В ней было сказано: «Мы, лэповцы, знаем Нельсона и Полину Павловну, как людей честных и достойных. Они и раньше просили Андрея, но мы вырастили и воспитали его и теперь не возражаем отдать в дети законным его родителям, тоже лэповцам — Нельсону и Полине Павловне, уходящим на заслуженный отдых, и так как Андрей уже школьного возраста. Если, конечно, пожелает этого и дед его»…
Первая подпись стояла Талипа, а дальше я не мог разобрать. Буквы прыгали…
Часть вторая
Колымский котлован
Начало
Самолет увяз в густой синеве и, казалось, замер на месте. Такое пустое и холодное пространство вокруг. И я с тоской подумал о земле.
Загорелся транспарант «не курить», «пристегнуть привязные ремни».
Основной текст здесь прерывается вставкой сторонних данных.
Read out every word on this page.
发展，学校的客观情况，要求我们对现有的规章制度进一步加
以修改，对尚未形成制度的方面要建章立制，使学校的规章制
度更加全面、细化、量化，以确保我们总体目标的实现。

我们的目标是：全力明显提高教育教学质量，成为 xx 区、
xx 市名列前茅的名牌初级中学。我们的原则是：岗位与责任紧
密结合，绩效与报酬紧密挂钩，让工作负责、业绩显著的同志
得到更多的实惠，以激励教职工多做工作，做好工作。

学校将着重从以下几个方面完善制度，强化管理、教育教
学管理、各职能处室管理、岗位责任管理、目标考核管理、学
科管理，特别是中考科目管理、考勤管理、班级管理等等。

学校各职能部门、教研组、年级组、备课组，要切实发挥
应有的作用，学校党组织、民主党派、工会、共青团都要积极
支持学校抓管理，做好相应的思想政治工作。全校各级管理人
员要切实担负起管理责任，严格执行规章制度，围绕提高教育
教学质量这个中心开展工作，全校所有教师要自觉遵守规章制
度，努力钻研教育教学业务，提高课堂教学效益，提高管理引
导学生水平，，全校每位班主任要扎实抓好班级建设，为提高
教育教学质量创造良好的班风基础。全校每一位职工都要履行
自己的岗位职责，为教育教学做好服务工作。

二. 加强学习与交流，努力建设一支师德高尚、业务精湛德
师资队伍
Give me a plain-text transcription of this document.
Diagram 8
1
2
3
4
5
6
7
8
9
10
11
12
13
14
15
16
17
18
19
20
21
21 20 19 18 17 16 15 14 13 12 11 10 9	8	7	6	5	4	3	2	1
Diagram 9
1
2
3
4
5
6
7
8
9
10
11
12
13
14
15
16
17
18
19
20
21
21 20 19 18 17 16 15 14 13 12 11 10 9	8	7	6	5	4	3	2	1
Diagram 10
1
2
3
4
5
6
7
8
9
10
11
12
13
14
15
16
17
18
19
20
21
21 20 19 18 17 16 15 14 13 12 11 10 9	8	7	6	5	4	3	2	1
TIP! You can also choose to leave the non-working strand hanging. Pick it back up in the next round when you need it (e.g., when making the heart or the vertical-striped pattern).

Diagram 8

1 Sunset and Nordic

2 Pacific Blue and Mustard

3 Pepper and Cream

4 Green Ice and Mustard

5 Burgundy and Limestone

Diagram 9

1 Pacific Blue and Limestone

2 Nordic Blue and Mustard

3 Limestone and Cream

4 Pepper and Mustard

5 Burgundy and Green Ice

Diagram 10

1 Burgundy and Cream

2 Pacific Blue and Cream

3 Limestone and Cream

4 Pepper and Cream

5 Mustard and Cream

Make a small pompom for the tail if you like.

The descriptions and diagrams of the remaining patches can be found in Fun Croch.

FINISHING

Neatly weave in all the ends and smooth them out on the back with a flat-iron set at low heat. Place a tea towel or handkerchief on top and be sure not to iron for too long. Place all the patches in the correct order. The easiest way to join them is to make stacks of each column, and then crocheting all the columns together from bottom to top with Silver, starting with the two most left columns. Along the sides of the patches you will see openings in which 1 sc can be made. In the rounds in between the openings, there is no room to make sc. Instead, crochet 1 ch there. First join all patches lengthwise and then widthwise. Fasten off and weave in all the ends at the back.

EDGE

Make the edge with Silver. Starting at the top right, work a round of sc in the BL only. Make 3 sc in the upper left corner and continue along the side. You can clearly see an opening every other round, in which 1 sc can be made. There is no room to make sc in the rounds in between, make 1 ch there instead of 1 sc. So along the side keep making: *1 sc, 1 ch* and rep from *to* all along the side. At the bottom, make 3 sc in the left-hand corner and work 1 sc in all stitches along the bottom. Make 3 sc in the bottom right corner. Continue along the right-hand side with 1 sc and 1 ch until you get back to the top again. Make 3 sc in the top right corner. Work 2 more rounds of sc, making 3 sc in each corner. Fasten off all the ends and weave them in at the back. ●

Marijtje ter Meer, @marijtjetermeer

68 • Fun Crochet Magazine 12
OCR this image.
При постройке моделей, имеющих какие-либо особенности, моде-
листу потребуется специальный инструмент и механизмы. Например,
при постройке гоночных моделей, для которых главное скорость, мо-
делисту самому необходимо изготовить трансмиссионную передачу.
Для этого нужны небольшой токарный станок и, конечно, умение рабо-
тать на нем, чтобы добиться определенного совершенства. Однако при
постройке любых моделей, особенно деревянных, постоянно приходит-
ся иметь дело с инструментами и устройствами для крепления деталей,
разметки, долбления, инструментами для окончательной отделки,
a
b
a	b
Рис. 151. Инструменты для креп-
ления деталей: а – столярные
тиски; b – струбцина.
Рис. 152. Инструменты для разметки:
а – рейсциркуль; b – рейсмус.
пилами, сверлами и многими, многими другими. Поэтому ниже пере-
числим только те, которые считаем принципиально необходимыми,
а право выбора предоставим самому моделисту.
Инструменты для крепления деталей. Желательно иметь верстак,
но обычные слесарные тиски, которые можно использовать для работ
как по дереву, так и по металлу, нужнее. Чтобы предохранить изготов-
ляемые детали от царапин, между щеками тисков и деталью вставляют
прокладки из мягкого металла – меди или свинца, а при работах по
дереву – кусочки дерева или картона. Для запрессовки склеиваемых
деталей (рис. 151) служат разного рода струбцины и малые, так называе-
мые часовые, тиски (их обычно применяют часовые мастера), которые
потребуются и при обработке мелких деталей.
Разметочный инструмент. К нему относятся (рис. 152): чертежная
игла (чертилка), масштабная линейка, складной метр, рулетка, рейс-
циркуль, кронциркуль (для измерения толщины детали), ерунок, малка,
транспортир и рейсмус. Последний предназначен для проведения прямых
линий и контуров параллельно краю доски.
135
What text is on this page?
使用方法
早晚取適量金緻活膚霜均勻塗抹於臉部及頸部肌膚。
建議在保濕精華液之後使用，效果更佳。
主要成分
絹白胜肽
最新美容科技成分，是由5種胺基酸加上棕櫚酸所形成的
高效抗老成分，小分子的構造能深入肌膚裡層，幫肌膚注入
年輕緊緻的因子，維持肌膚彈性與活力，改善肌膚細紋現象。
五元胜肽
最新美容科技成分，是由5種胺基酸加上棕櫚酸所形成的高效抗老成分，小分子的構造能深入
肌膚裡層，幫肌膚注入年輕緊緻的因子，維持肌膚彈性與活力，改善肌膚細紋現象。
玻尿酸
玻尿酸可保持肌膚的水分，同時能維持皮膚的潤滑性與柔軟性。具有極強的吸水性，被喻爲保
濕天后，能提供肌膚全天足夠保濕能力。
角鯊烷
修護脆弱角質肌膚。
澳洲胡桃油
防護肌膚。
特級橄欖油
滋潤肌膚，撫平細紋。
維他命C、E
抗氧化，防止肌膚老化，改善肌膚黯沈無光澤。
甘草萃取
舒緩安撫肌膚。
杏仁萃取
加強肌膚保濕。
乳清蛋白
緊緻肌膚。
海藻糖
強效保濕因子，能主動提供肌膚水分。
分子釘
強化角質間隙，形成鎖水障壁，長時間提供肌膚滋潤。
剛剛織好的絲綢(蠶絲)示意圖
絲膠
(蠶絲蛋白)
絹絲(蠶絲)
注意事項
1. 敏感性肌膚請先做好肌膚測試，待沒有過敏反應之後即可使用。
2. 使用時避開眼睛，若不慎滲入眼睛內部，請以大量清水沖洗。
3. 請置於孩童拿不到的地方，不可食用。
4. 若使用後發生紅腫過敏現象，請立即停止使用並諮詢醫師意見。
Время движется утомительно медленно. Всегда завидую тем, кто в самолете спит… Но вот шасси коснулось земли, самолет несколько раз подпрыгнул, встряхнулся и резко сбавил скорость.
— Товарищи пассажиры, — сказала бортпроводница, — мы прибыли в порт Магадан. Температура воздуха минус пятьдесят три. Всем оставаться на своих местах до полной остановки моторов.
Пассажиры толпились в проходе, теснясь и мешая друг другу.
Я сошел по трапу. Всюду лежал нетронутой белизной снег. От снега распухли заборы, крыши домов, сопки, горы. Расспросил встречных, как добраться до строительства Колымской ГЭС. Подсел на попутку и вскоре был у поворота дороги на стройку. Машина пошла дальше, а я остался у развилки, положил мешок на обочину, стал бегать по дороге туда-сюда.
Наконец в тумане мелькнули две желтые точки. Машина шла медленно, огни фар вихляли по сторонам — пьяный, что ли?
Машина остановилась. ЗИЛ. Кабина у него холодная. Ветровое стекло обледенело, осталась лишь проталина величиной с рукавицу, в нее и колею не разглядишь. Я было кинулся к кабине, но там сидела женщина с ребенком на руках. Не раздумывая, залез в кузов и стал укладываться между какими-то ящиками.
— Там взрывчатка! — прокричал из приоткрытой дверцы водитель. — Нарушаю, но куда вам тут деваться. На-ка возьми. — Повозившись, он снял с себя полушубок и кинул мне. — Ноги, главное, закутывай, душа-то не так холода боится!